The Flower Book

Written by Catherine Law
Review by Cassandra Clark

This is one of the first in the inevitable tsunami of novels soon to hit the bookshops on the centenary of the First World War. At heart it is a fairy story with a wicked villain, a handsome prince, a fairy godmother and a baby – if not swapped at birth, at least with doubtful parentage. In terms of mood it begins as a light Edwardian romance with the most genteel rape you’ll ever read, and then it darkens with the nightmare of World War One, and concludes with a post-war denouement when the truth at last emerges.

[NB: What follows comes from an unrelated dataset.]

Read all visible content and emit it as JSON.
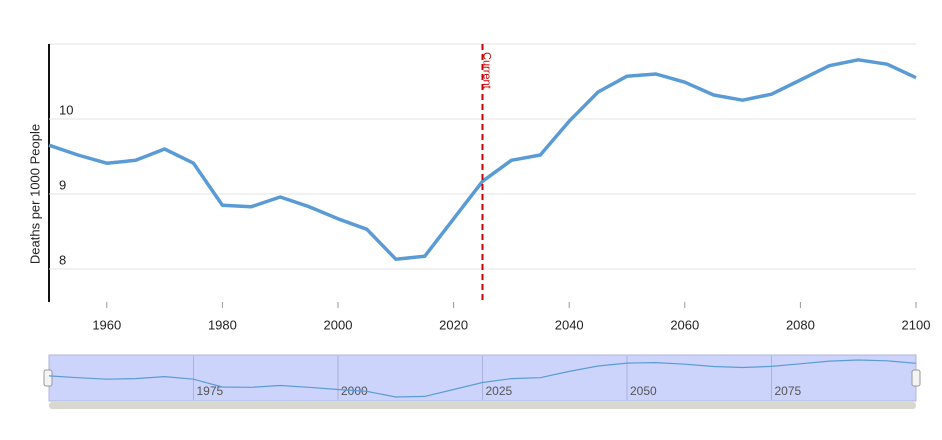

Violet, protagonist in the early part, keeps a record of her life in the form of a book of pressed flowers and this, when it is eventually handed on to her daughter, Aster, is the key to what took place years previously.

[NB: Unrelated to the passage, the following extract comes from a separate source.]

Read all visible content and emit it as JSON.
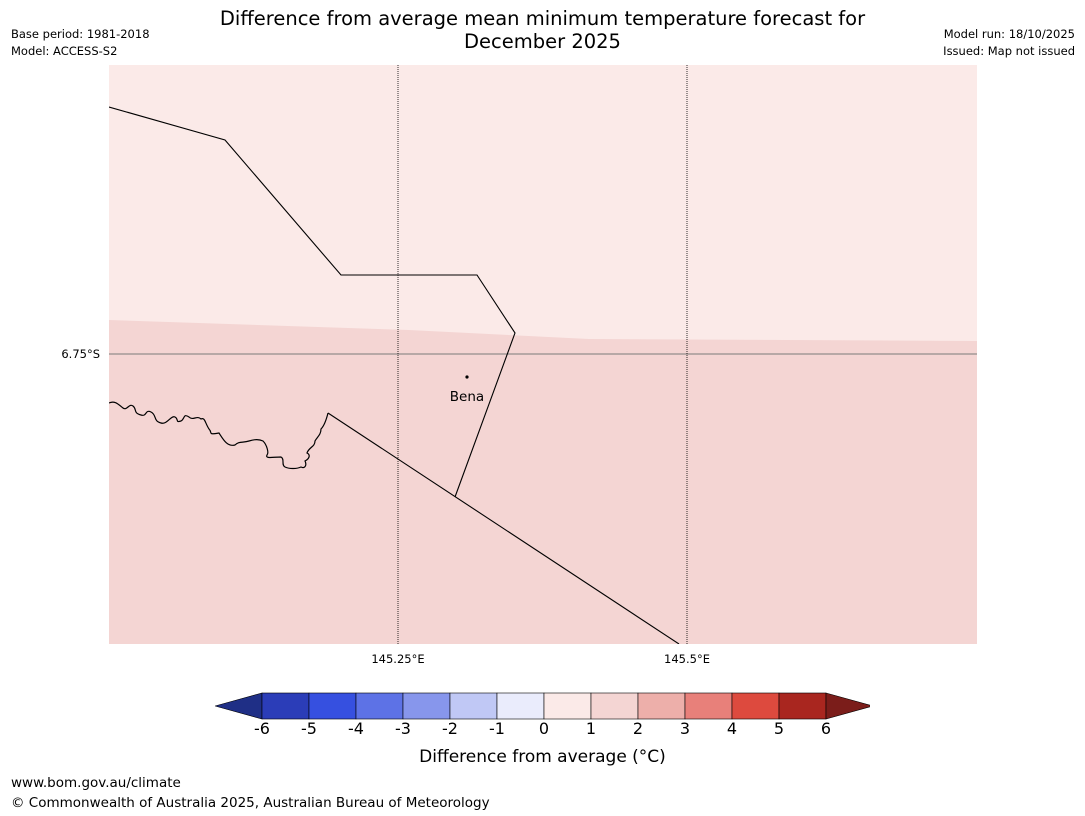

The author plays on the ambiguity of the visual – photographs, paintings, the flower book itself, and how images frozen in time do not necessarily show the truth. An intriguing scene is one that takes place when an old photograph gives up its secret and the daughter then discovers something about her parentage but, more importantly, a certain pressed flower turns out to have greater than decorative significance for everyone. You might feel that this plot device is so drawn out you long to shout out the secret ages before the characters tumble to it, but, plot aside, flower lovers will enjoy the many detailed descriptions and the pretty chapter headings which refer to different flowers, some directly relevant to the story. It has a flowery cover too. Publishers are waking up to the fact that compared to ebooks, a delightful asset of a real book is the way it looks and feels.